High-fives were exchanged over the dinner table during this meal (in a very brief pause from shoveling the food into our mouths; I’m a too-fast eater to begin with and yet still embarrassed by how extra quickly I devoured these meatballs every time). I’m ridiculously pleased with it, not only because I managed to merge two recipes and totally nail it (on the second attempt anyway), but also because, like many of the recipes I’ve been trying lately, it represents something that would have repulsed (or at least failed to interest) my younger self. It’s been fun to have the chance to discover foods gradually in my own time instead of just being a jaded sushi eater by age 8, but still, my younger self was totally missing out! I’ll just have to eat many more Swedish meatballs this year to make up for it.
¼ cup rice vinegar
1 tablespoon sugar
½ teaspoon salt
7 ounces radishes, thinly sliced
2-3 small Persian cucumbers, thinly sliced
About 2 tablespoons chopped fresh dill
1 large egg
¼ cup heavy cream (or half-and-half or milk)
1 slice sandwich bread, crusts removed, torn into ½-inch pieces
1 small onion, grated on the large holes of a box grater
1/8 teaspoon nutmeg
¼ teaspoon allspice
1 teaspoon sugar
1 teaspoon salt
1/8 teaspoon freshly ground black pepper
½ pound ground pork
½ pound ground beef
1 tablespoon olive oil
1 tablespoon butter
1 tablespoon flour
½ cup chicken broth
¾ cup beef broth
¾ cup sour cream or heavy cream
2 teaspoons lemon juice
1 large handful fresh parsley, minced
8 ounces egg noodles, cooked and drained
- To make the pickles, combine the rice vinegar, sugar, and salt in a medium bowl, and mix well until the sugar and salt are dissolved. Add the cucumber and radish to the bowl, then refrigerate for at least 30 minutes, mixing occasionally. When ready to serve, stir in the dill.
- To make the meatballs, whisk the egg and the cream (or half-and-half or milk) together in a large bowl. Add the bread and stir to combine. Let sit for 5 minutes or so.
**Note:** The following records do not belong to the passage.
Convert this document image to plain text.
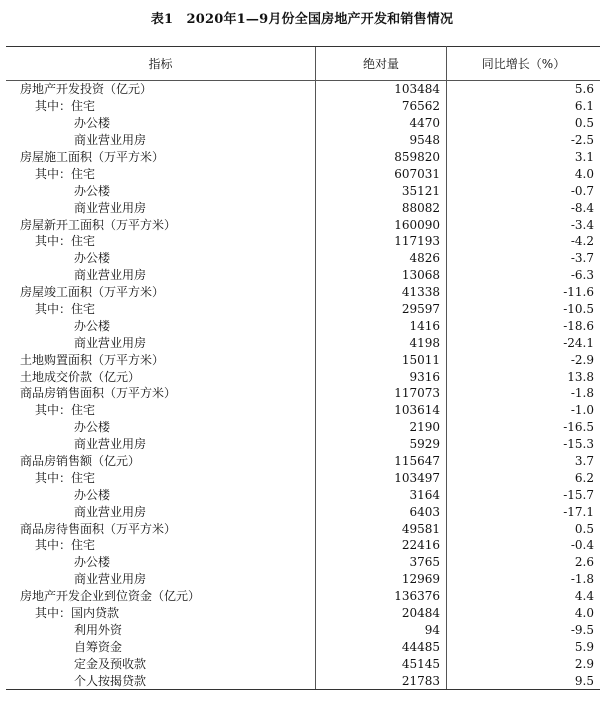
表1　2020年1—9月份全国房地产开发和销售情况
指标	绝对量	同比增长（%）
房地产开发投资（亿元）	103484	5.6
其中：住宅	76562	6.1
办公楼	4470	0.5
商业营业用房	9548	-2.5
房屋施工面积（万平方米）	859820	3.1
其中：住宅	607031	4.0
办公楼	35121	-0.7
商业营业用房	88082	-8.4
房屋新开工面积（万平方米）	160090	-3.4
其中：住宅	117193	-4.2
办公楼	4826	-3.7
商业营业用房	13068	-6.3
房屋竣工面积（万平方米）	41338	-11.6
其中：住宅	29597	-10.5
办公楼	1416	-18.6
商业营业用房	4198	-24.1
土地购置面积（万平方米）	15011	-2.9
土地成交价款（亿元）	9316	13.8
商品房销售面积（万平方米）	117073	-1.8
其中：住宅	103614	-1.0
办公楼	2190	-16.5
商业营业用房	5929	-15.3
商品房销售额（亿元）	115647	3.7
其中：住宅	103497	6.2
办公楼	3164	-15.7
商业营业用房	6403	-17.1
商品房待售面积（万平方米）	49581	0.5
其中：住宅	22416	-0.4
办公楼	3765	2.6
商业营业用房	12969	-1.8
房地产开发企业到位资金（亿元）	136376	4.4
其中：国内贷款	20484	4.0
利用外资	94	-9.5
自筹资金	44485	5.9
定金及预收款	45145	2.9
个人按揭贷款	21783	9.5
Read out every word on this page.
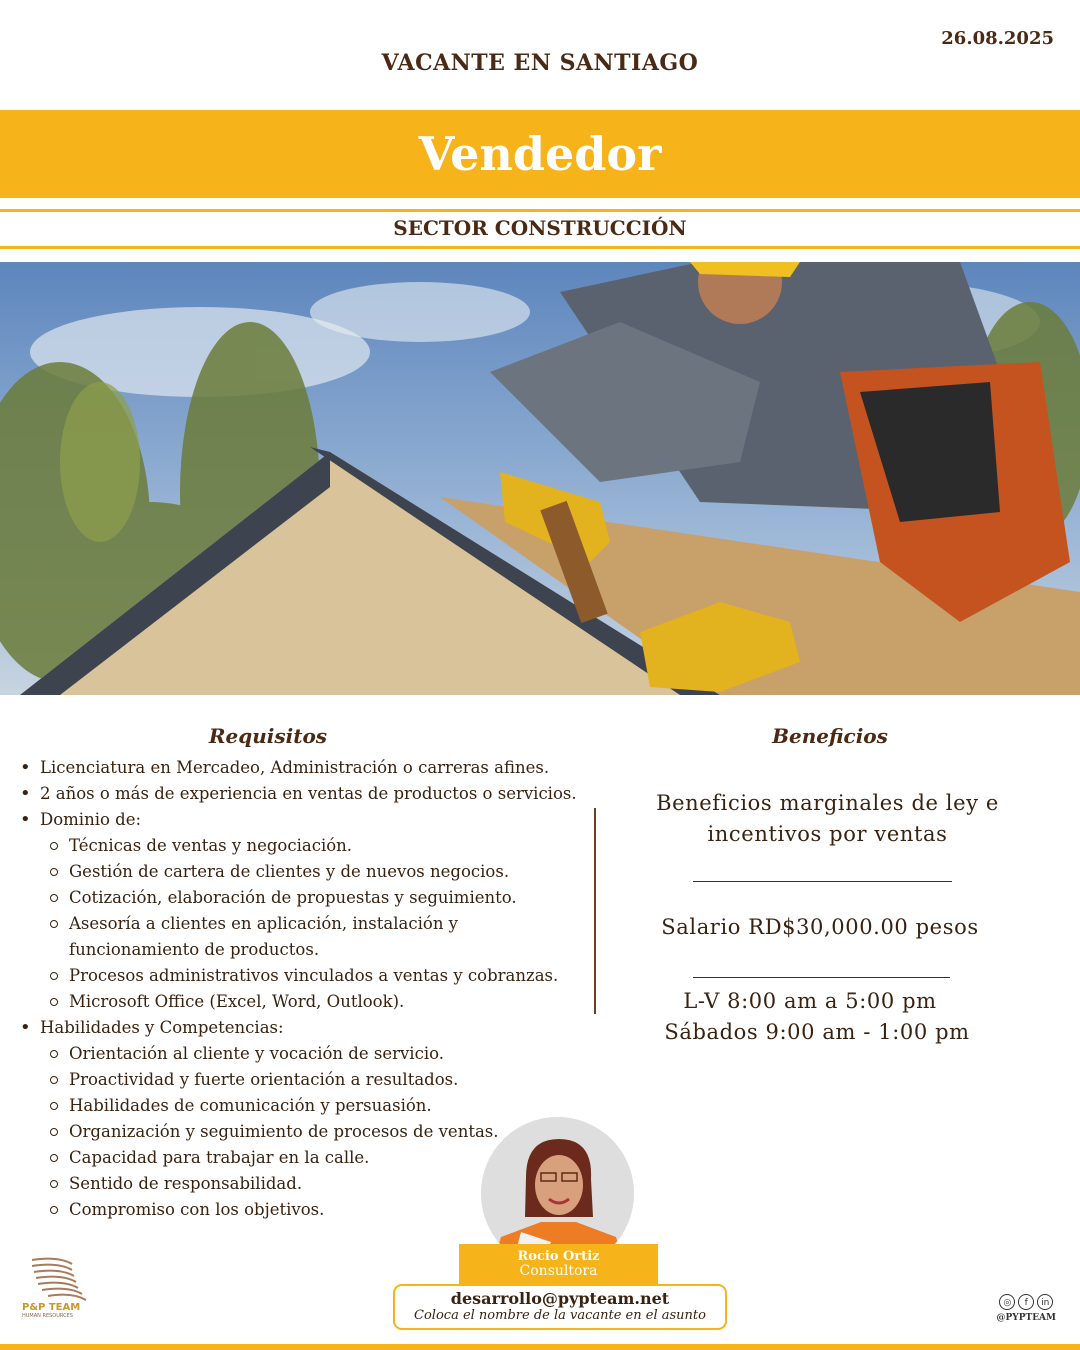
26.08.2025
VACANTE EN SANTIAGO
Vendedor
SECTOR CONSTRUCCIÓN
Requisitos
• Licenciatura en Mercadeo, Administración o carreras afines.
• 2 años o más de experiencia en ventas de productos o servicios.
• Dominio de:
Técnicas de ventas y negociación.
Gestión de cartera de clientes y de nuevos negocios.
Cotización, elaboración de propuestas y seguimiento.
Asesoría a clientes en aplicación, instalación y funcionamiento de productos.
Procesos administrativos vinculados a ventas y cobranzas.
Microsoft Office (Excel, Word, Outlook).
• Habilidades y Competencias:
Orientación al cliente y vocación de servicio.
Proactividad y fuerte orientación a resultados.
Habilidades de comunicación y persuasión.
Organización y seguimiento de procesos de ventas.
Capacidad para trabajar en la calle.
Sentido de responsabilidad.
Compromiso con los objetivos.
Beneficios
Beneficios marginales de ley e incentivos por ventas
Salario RD$30,000.00 pesos
L-V 8:00 am a 5:00 pm
Sábados 9:00 am - 1:00 pm
Rocio Ortiz
Consultora
desarrollo@pypteam.net
Coloca el nombre de la vacante en el asunto
P&P TEAM
HUMAN RESOURCES
◎	f	in
@PYPTEAM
- Add the remaining meatball ingredients, except for the oil, and mix together lightly with your hands or two forks, just until combined. Form into about 25 to 30 1-inch meatballs.
- Heat the oil in a large nonstick skillet over medium-high heat. Add half the meatballs in a single layer. Cook for a few minutes per side, until browned all over but still slightly underdone. Transfer to a paper-towel lined plate. Repeat with the rest of the meatballs.
- To make the sauce, return the empty skillet to medium heat and melt the butter. Add the flour and whisk constantly until it’s light brown. Whisk in the chicken and beef broth, and bring to a simmer. Continue to simmer until the sauce is reduced to about 1 cup, which will take approximately 5 minutes. Stir in the cream and return to a simmer. Add the meatballs and simmer for about 5 minutes to warm them through and finish cooking. Add the lemon juice and parsley, and season the sauce to taste with salt and pepper. Serve over egg noodles and top with pickles.
Time: 1 hour 15 minutes
Leftover potential: Good; store pickles separately.